Create text embeddings with models of different sizes.
response = client.embedding.create(
    input="Hello, world!",
    model="octen-embedding-4b"
)
vector = response.get_first_embedding()
response = client.embedding.create(
    input=["first document", "second document", "third document"],
    model="octen-embedding-8b",
    input_type="document"
)
vectors = response.get_embeddings()
Available models: octen-embedding-0.6b, octen-embedding-4b, octen-embedding-8b Convenience methods for common patterns:
# Embed a search query
vector = client.embedding.embed_query("search text")
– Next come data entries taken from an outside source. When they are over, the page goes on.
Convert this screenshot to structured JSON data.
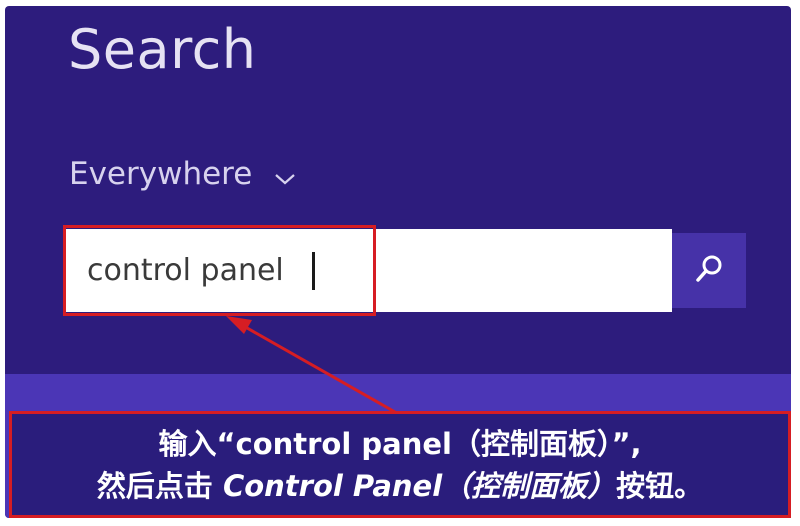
{
  "header": {
    "title": "Search"
  },
  "scope": {
    "label": "Everywhere",
    "chevron_icon": "chevron-down-icon"
  },
  "search": {
    "value": "control panel",
    "button_icon": "search-icon"
  },
  "annotation": {
    "line1": "输入“control panel（控制面板）”,",
    "line2_prefix": "然后点击 ",
    "line2_emphasis": "Control Panel（控制面板）",
    "line2_suffix": "按钮。"
  },
  "colors": {
    "background": "#2d1c7d",
    "search_button": "#4632a8",
    "highlight": "#d61d23",
    "results_band": "#4b36b6"
  }
}
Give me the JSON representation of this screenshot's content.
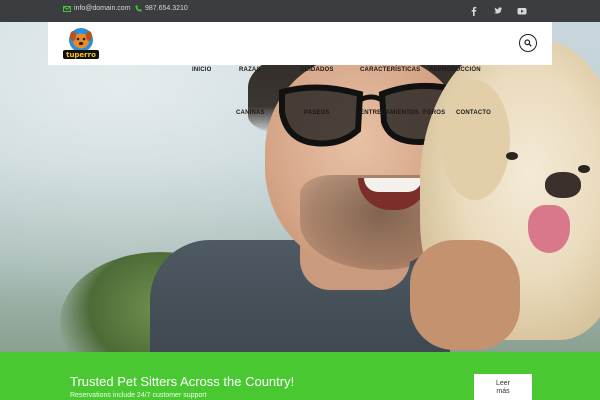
{
  "topbar": {
    "email": "info@domain.com",
    "phone": "987.654.3210",
    "social": [
      "facebook-icon",
      "twitter-icon",
      "youtube-icon"
    ]
  },
  "header": {
    "logo_text": "tuperro"
  },
  "nav": [
    {
      "label": "INICIO"
    },
    {
      "label": "RAZAS"
    },
    {
      "label": "CUIDADOS"
    },
    {
      "label": "CARACTERÍSTICAS"
    },
    {
      "label": "REPRODUCCIÓN"
    },
    {
      "label": "CANINAS"
    },
    {
      "label": "PASEOS"
    },
    {
      "label": "ENTRENAMIENTOS"
    },
    {
      "label": "FOROS"
    },
    {
      "label": "CONTACTO"
    }
  ],
  "banner": {
    "title": "Trusted Pet Sitters Across the Country!",
    "subtitle": "Reservations include 24/7 customer support",
    "button_label_1": "Leer",
    "button_label_2": "más"
  },
  "colors": {
    "topbar": "#3b3d40",
    "accent_green": "#49c832",
    "icon_green": "#46c33a"
  }
}
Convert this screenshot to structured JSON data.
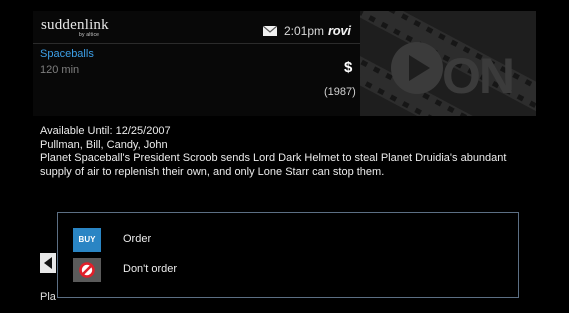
{
  "brand": {
    "logo": "suddenlink",
    "logo_sub": "by altice"
  },
  "status": {
    "time": "2:01pm",
    "provider_logo": "rovi",
    "mail_icon": "mail-icon"
  },
  "program": {
    "title": "Spaceballs",
    "duration": "120 min",
    "price": "$",
    "year": "(1987)",
    "available": "Available Until: 12/25/2007",
    "cast": "Pullman, Bill, Candy, John",
    "synopsis_line1": "Planet Spaceball's President Scroob sends Lord Dark Helmet to steal Planet Druidia's abundant",
    "synopsis_line2": "supply of air to replenish their own, and only Lone Starr can stop them."
  },
  "poster": {
    "text": "ON",
    "icon": "on-demand-play-icon"
  },
  "background": {
    "partial_label": "Pla"
  },
  "dialog": {
    "options": [
      {
        "icon_text": "BUY",
        "label": "Order",
        "icon": "buy-icon"
      },
      {
        "icon_text": "",
        "label": "Don't order",
        "icon": "prohibited-icon"
      }
    ]
  },
  "colors": {
    "accent": "#3da0e8",
    "buy": "#2a85c4",
    "dialog_border": "#5c6f84",
    "prohibited": "#e0202a"
  }
}
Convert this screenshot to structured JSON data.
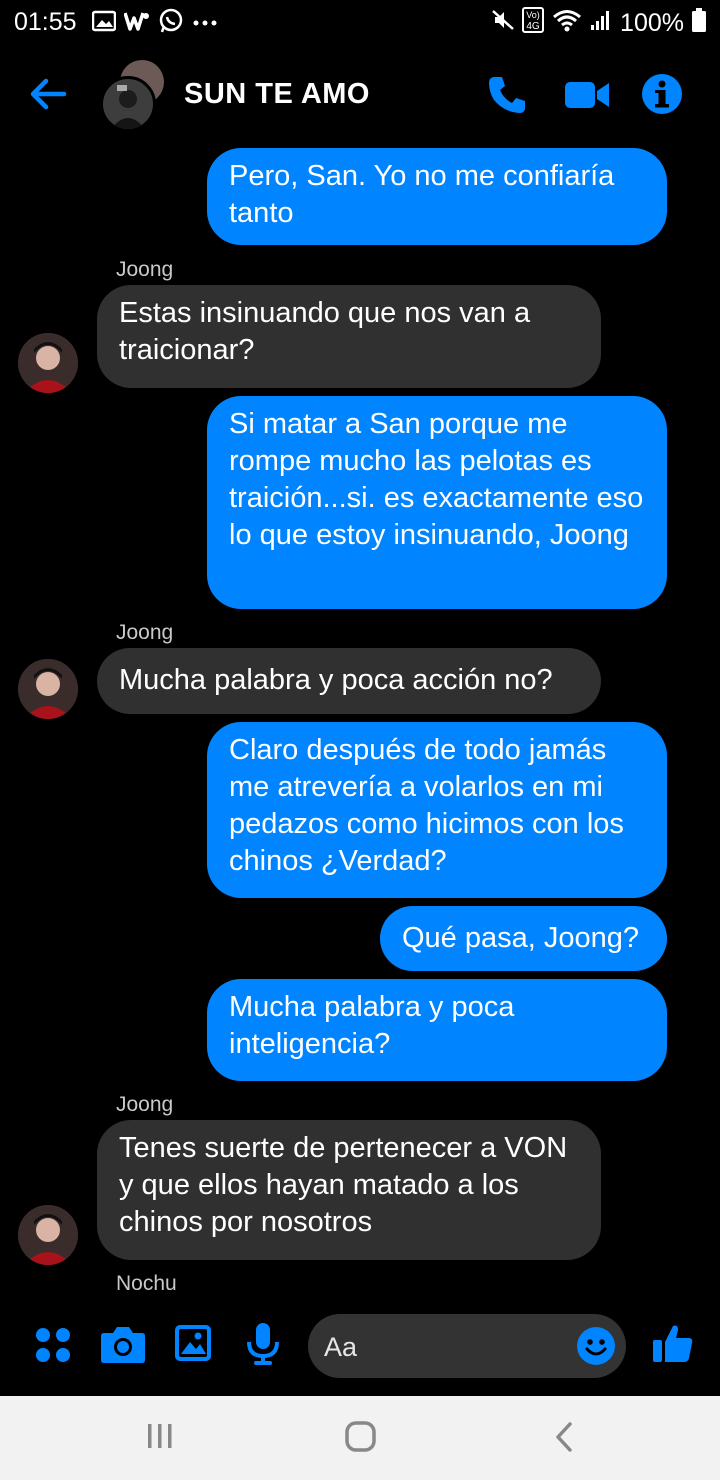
{
  "status_bar": {
    "time": "01:55",
    "battery": "100%",
    "left_icons": [
      "gallery-icon",
      "w-app-icon",
      "whatsapp-icon",
      "more-dots-icon"
    ],
    "right_icons": [
      "mute-icon",
      "volte-4g-icon",
      "wifi-icon",
      "signal-icon",
      "battery-icon"
    ],
    "network_label": "4G",
    "volte_label": "Vo)"
  },
  "header": {
    "contact_name": "SUN TE AMO",
    "icons": [
      "back-arrow-icon",
      "phone-icon",
      "video-icon",
      "info-icon"
    ],
    "accent_color": "#0084ff"
  },
  "messages": [
    {
      "dir": "out",
      "text": "Pero, San. Yo no me confiaría tanto"
    },
    {
      "dir": "in",
      "sender": "Joong",
      "text": "Estas insinuando que nos van a traicionar?"
    },
    {
      "dir": "out",
      "text": "Si matar a San porque me rompe mucho las pelotas es traición...si. es exactamente eso lo que estoy insinuando, Joong"
    },
    {
      "dir": "in",
      "sender": "Joong",
      "text": "Mucha palabra y poca acción no?"
    },
    {
      "dir": "out",
      "text": "Claro después de todo jamás me atrevería a volarlos en mi pedazos como hicimos con los chinos ¿Verdad?"
    },
    {
      "dir": "out",
      "text": "Qué pasa, Joong?"
    },
    {
      "dir": "out",
      "text": "Mucha palabra y poca inteligencia?"
    },
    {
      "dir": "in",
      "sender": "Joong",
      "text": "Tenes suerte de pertenecer a VON y que ellos hayan matado a los chinos por nosotros"
    }
  ],
  "typing_sender": "Nochu",
  "composer": {
    "placeholder": "Aa",
    "icons": [
      "apps-grid-icon",
      "camera-icon",
      "image-icon",
      "microphone-icon",
      "emoji-icon",
      "thumbs-up-icon"
    ]
  },
  "nav_bar": {
    "icons": [
      "recent-apps-icon",
      "home-icon",
      "back-icon"
    ]
  },
  "colors": {
    "outgoing_bubble": "#0084ff",
    "incoming_bubble": "#303030",
    "background": "#000000"
  }
}
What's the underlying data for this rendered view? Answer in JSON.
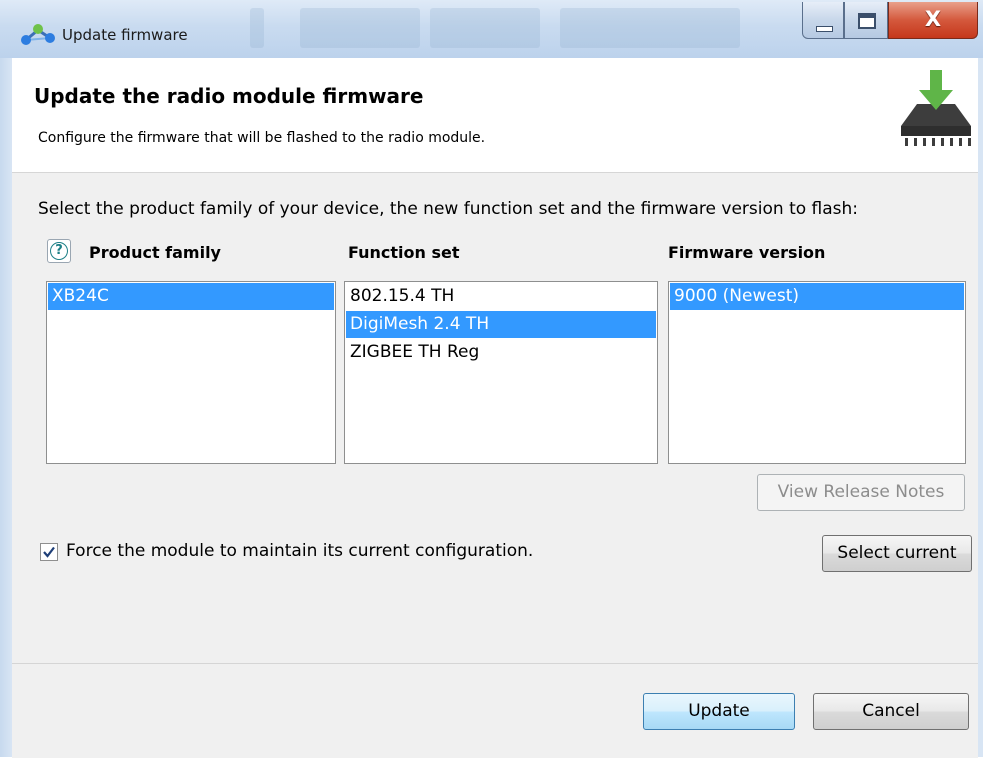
{
  "window": {
    "title": "Update firmware",
    "controls": {
      "minimize": "minimize",
      "maximize": "maximize",
      "close": "X"
    }
  },
  "header": {
    "title": "Update the radio module firmware",
    "description": "Configure the firmware that will be flashed to the radio module.",
    "icon": "firmware-flash-icon"
  },
  "main": {
    "instruction": "Select the product family of your device, the new function set and the firmware version to flash:",
    "columns": {
      "product_family": {
        "header": "Product family",
        "items": [
          {
            "label": "XB24C",
            "selected": true
          }
        ]
      },
      "function_set": {
        "header": "Function set",
        "items": [
          {
            "label": "802.15.4 TH",
            "selected": false
          },
          {
            "label": "DigiMesh 2.4 TH",
            "selected": true
          },
          {
            "label": "ZIGBEE TH Reg",
            "selected": false
          }
        ]
      },
      "firmware_version": {
        "header": "Firmware version",
        "items": [
          {
            "label": "9000 (Newest)",
            "selected": true
          }
        ]
      }
    },
    "view_release_notes_label": "View Release Notes",
    "select_current_label": "Select current",
    "force_config": {
      "label": "Force the module to maintain its current configuration.",
      "checked": true
    }
  },
  "footer": {
    "update_label": "Update",
    "cancel_label": "Cancel"
  },
  "colors": {
    "selection": "#3399ff",
    "titlebar": "#c9dbf0",
    "close_button": "#c5371b",
    "download_arrow": "#5fb548"
  }
}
# Embed a batch of documents
vectors = client.embedding.embed_documents(["doc 1", "doc 2", "doc 3"])

Async

Use AsyncOcten for async operations.
import asyncio
from octen import AsyncOcten

async def main():
    async with AsyncOcten(api_key="your-api-key") as client:
        results = await client.search.search(
            query="machine learning startups",
            count=10
        )

asyncio.run(main())
Run search, embedding, and chat concurrently:
from octen import ChatMessage

async with AsyncOcten(api_key="your-api-key") as client:
    search_result, embed_result, chat_result = await asyncio.gather(
        client.search.search(query="AI news", count=5),
        client.embedding.create(input="Hello world"),
        client.chat.create(
            model="openai/gpt-5.4",
            messages=[ChatMessage(role="user", content="Hello!")]
        )
    )
Async streaming:
async with AsyncOcten(api_key="your-api-key") as client:
    stream = await client.chat.create(
        model="openai/gpt-5.4",
        messages=[ChatMessage(role="user", content="Tell me a story")],
        stream=True
    )
    async for event in stream:
        if event.type == "content":
            print(event.choices[0].delta.content or "", end="", flush=True)

Error Handling

from octen import (
    OctenAuthenticationError,
    OctenRateLimitError,
    OctenTimeoutError,
    OctenConnectionError,
    OctenStreamError,
    OctenAPIError,
)

try:
    results = client.search.search("query")
except OctenAuthenticationError:
    print("Invalid API key")
except OctenRateLimitError as e:
    print(f"Rate limited, retry after {e.retry_after}s")
except OctenTimeoutError:
    print("Request timed out")
except OctenConnectionError:
    print("Network connection failed")
except OctenStreamError as e:
    print(f"Stream error: {e.message} (code: {e.code})")
except OctenAPIError as e:
    print(f"API error: {e.status_code} - {e.message}")
Requests that fail due to timeouts, rate limits, or server errors (5xx) are automatically retried with exponential backoff.